Search code examples
solrload-balancingamazon-elb

Solr healthcheck for >0 documents


The default configuration for solr of /admin/ping provided for load balancer health check integrates well with the Amazon ELB load balancer health checks.

However since we're using master-slave replication when we provision a new node, Solr starts up, and replication happens, but in the meantime /admin/ping return success before the index has replicated across from master and there are documents.

We'd like nodes to only be brought live once they have done the first replication and have documents. I don't see any way of doing this with /admin/ping PingRequestHandler - it always return success if the search succeeds, even with zero results.

Nor is there anyway of matching/not matching expected text in the response with the ELB health check configuration.

How can we achieve this?


Solution

  • To expand on the nature of the problem here, the PingRequestHandler will always return a success unless....

    1. Its query results in an exception being thrown.
    2. It is configured to use a healthcheck file, and that file is not found.

    Thus my suggestion is that you configure the PingRequestHandler handler to use a healthcheck file.
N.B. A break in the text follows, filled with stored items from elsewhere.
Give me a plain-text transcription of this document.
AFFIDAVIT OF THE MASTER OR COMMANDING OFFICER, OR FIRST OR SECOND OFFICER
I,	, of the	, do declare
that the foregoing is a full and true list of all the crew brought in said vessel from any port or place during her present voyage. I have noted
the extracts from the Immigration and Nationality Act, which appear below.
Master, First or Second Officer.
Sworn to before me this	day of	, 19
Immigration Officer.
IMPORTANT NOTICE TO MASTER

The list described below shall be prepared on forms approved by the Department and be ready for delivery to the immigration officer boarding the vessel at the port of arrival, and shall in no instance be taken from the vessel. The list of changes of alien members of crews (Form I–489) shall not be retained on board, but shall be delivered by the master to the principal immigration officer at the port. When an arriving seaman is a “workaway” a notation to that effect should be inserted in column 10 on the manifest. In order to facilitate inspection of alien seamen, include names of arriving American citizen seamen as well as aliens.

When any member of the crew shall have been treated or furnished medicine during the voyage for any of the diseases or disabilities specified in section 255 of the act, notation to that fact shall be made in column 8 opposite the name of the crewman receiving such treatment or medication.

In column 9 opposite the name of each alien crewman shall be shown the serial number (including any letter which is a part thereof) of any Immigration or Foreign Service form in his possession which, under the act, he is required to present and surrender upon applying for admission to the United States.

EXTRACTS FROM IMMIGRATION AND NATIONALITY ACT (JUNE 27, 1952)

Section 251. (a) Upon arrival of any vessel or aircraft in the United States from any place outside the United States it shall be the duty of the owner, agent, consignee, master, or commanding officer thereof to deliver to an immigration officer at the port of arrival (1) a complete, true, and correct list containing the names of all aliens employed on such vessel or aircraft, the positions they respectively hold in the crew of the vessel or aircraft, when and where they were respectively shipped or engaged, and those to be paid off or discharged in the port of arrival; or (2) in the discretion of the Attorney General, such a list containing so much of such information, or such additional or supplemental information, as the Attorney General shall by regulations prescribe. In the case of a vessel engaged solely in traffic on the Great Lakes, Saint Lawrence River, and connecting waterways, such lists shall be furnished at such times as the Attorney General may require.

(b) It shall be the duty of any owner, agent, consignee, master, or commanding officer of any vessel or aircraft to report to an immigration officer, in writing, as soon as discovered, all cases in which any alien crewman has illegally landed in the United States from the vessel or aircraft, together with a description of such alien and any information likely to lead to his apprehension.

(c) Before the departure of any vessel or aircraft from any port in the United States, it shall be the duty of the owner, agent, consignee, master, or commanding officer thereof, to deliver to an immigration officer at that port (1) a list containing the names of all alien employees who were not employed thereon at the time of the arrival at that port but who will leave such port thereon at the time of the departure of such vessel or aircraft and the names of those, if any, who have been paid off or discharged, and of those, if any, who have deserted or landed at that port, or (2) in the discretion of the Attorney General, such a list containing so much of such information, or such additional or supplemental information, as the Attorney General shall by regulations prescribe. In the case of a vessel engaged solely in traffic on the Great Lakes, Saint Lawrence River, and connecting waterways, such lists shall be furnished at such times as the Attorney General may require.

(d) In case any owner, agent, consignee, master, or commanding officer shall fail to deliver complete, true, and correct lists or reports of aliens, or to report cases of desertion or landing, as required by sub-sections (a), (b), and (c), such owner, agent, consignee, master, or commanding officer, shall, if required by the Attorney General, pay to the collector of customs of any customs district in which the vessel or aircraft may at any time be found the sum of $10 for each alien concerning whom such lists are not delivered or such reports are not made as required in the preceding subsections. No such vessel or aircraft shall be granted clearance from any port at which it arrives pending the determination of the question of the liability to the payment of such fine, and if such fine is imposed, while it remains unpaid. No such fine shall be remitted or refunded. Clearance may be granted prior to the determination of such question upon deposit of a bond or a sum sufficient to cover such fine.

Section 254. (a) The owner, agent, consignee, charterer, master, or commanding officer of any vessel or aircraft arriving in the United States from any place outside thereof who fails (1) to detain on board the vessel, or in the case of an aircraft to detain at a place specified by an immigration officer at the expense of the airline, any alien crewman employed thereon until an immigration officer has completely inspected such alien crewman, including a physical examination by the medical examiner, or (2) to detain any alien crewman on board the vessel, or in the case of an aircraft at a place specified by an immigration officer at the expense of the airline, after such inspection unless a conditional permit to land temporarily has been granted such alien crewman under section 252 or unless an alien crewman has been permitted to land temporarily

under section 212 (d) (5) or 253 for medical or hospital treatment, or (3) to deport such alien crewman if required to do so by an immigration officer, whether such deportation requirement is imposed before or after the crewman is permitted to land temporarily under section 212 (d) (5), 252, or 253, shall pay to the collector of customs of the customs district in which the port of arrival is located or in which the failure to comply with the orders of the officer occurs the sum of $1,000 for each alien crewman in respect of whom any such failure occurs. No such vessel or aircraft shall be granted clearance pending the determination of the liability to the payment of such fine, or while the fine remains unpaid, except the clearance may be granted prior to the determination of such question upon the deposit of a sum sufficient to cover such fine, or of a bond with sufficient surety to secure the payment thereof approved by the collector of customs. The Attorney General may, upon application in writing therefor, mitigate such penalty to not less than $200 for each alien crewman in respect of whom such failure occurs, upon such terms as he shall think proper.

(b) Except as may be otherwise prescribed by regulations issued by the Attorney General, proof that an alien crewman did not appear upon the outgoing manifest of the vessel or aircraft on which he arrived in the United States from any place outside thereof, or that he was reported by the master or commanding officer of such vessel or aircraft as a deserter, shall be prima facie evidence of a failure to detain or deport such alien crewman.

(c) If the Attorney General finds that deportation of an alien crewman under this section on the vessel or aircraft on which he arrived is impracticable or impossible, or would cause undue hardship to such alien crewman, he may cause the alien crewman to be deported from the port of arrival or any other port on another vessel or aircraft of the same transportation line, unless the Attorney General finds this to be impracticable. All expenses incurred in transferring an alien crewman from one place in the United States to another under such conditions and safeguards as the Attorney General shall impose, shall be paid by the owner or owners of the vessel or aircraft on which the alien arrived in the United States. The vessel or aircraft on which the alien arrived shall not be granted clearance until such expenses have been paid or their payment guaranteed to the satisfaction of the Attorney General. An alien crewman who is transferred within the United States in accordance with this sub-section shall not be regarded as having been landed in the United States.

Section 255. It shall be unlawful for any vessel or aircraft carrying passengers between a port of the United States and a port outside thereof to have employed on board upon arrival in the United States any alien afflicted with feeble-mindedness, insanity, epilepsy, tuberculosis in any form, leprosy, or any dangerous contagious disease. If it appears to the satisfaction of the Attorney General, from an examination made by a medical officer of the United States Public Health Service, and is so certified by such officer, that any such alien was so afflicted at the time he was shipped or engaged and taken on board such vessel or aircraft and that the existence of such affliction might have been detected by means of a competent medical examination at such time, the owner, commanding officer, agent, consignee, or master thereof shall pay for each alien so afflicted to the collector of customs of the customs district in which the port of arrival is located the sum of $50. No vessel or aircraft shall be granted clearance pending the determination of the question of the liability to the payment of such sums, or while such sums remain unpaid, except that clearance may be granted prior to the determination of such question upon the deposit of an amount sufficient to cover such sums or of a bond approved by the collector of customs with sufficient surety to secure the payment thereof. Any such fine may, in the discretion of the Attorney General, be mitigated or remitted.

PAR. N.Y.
You can then use a cron job on your Solr system whose job is to check for the existence of documents and create (or remove) the healthcheck file accordingly. If the healthcheck file is not present, the PingRequestHandler will throw a HTTP 503 which should be sufficient for ELB.

    The rough algorithm that I'd use...

    • Every minute, query http://localhost:8983/solr/select?q=*:*
    • If numDocs > 0 then touch /path/to/solr-enabled
    • Else rm /path/to/solr-enabled (optional, depending on your strictness)

    The healthcheck file can be configured in the <admin> block, and you can use an absolute path, or a filename relative to the directory from which you have started Solr.

    <admin>
      <defaultQuery>solr</defaultQuery>
      <pingQuery>q=*:*</pingQuery>
      <healthcheck type="file">/path/to/solr-enabled</healthcheck>
    </admin>
    

    Let me know how that works out! I'm tempted to implement something similar for read slaves at Websolr.